Genshaft also said a lot of thoughtful consideration was put into the decision. If that is the case, when the indictment was released and the university’s reasoning for termination changed, would more than six days of further consideration not be needed? Federal Judge Mark Pizzo on Tuesday granted Al-Arian’s attorney three weeks to sift through the complex indictment before a bail hearing.

But, with those questions aside, the wording of the letter is quite troubling. Among the six reasons given for firing Al-Arian was one that read “your fundraising for terrorist organizations.” Others had similar clauses.

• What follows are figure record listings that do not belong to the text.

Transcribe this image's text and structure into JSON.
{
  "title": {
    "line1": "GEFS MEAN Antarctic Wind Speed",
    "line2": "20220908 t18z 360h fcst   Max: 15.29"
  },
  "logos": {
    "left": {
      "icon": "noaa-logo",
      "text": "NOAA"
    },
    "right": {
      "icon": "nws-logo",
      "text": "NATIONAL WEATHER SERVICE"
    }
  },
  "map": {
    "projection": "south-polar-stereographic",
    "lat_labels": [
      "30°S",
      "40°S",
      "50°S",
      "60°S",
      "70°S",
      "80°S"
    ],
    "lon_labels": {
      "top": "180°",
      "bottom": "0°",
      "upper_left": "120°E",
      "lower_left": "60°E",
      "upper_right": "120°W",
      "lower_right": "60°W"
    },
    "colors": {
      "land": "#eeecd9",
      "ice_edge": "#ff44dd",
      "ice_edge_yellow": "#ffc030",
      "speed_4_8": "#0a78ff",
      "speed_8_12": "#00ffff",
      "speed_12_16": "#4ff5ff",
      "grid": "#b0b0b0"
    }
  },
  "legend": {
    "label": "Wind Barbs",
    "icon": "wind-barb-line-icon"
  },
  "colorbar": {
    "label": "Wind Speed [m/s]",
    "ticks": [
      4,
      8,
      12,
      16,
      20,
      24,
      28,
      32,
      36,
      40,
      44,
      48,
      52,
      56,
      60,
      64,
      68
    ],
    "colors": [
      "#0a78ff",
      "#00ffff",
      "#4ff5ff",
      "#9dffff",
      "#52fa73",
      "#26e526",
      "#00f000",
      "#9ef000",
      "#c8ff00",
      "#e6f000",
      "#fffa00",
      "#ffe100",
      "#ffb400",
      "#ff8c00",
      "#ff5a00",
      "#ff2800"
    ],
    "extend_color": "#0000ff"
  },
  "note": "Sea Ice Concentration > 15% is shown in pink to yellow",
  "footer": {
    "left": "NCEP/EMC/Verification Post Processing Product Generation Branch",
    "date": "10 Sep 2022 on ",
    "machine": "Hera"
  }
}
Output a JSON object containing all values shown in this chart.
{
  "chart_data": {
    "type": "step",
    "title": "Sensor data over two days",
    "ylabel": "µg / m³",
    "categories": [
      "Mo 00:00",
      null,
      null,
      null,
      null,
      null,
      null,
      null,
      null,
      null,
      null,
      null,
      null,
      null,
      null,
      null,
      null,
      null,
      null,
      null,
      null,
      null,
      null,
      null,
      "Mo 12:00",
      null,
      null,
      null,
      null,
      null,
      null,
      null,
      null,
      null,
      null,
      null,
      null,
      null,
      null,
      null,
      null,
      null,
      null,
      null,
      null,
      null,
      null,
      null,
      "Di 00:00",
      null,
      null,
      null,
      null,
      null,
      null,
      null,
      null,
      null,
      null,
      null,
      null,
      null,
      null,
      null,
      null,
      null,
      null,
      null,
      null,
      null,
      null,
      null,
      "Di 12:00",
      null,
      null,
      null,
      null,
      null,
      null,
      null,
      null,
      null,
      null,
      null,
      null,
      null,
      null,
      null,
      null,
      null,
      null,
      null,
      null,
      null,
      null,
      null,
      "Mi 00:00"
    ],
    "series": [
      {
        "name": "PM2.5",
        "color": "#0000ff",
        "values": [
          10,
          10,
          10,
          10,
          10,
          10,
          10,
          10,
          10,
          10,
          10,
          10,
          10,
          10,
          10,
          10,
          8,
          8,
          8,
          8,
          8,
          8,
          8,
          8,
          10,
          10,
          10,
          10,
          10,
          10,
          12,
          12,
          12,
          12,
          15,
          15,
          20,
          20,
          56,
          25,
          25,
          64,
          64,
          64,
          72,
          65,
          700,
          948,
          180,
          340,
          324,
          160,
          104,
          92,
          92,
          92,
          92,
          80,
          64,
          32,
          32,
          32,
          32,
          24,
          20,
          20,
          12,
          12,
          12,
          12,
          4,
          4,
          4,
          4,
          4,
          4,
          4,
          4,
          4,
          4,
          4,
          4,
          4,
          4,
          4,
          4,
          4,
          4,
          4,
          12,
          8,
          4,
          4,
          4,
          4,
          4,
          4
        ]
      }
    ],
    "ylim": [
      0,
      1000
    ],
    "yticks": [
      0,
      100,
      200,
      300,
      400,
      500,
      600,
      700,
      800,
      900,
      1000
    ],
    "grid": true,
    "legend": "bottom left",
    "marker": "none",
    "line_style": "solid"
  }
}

Al-Arian may indeed be a terrorist or a supporter of terrorism. But critics will say he is innocent of those crimes until a jury decides he is guilty. The USF administration has convicted Al-Arian of terrorism before a court of law has even asked for his plea.

If nothing else, this is dangerous for the university. Should Al-Arian be found innocent in a trial, the letter of termination is a multi-million dollar lawsuit waiting to happen. Even if he is found guilty, the university seems to have jumped the gun in declaring outright that Al-Arian has terrorist ties.

In addition, the letter condemns Al-Arian for co-founding the World and Islam Studies Enterprise, a think tank organization that was accused of being a front for terrorism. USF was associated with this group during the early 1990s.

The Smith report, which investigated the organization, warns that some professors at USF may not have been as careful as they could have been while working with WISE. Some of those professors are still employed by USF.

Smith’s work ended in 1996 after WISE was no longer affiliated with USF. Should the university, however, launch investigations into its own conduct now that it has new information from the indictment that Smith was not privy too? Or will this whole mess just be swept under the rug?

Either way, USF’s reputation may continue to suffer. For the rest of the O’Reilly-watching nation not as familiar with the Al-Arian situation, Genshaft comes off as little more than a pawn in a larger game. And, USF’s reputation as “Jihad U.” seems to be growing.

Perceptions are vitally important in a sound-byte world. And the perception by critics around this termination is that Genshaft stalled for 18 months, waiting for an excuse.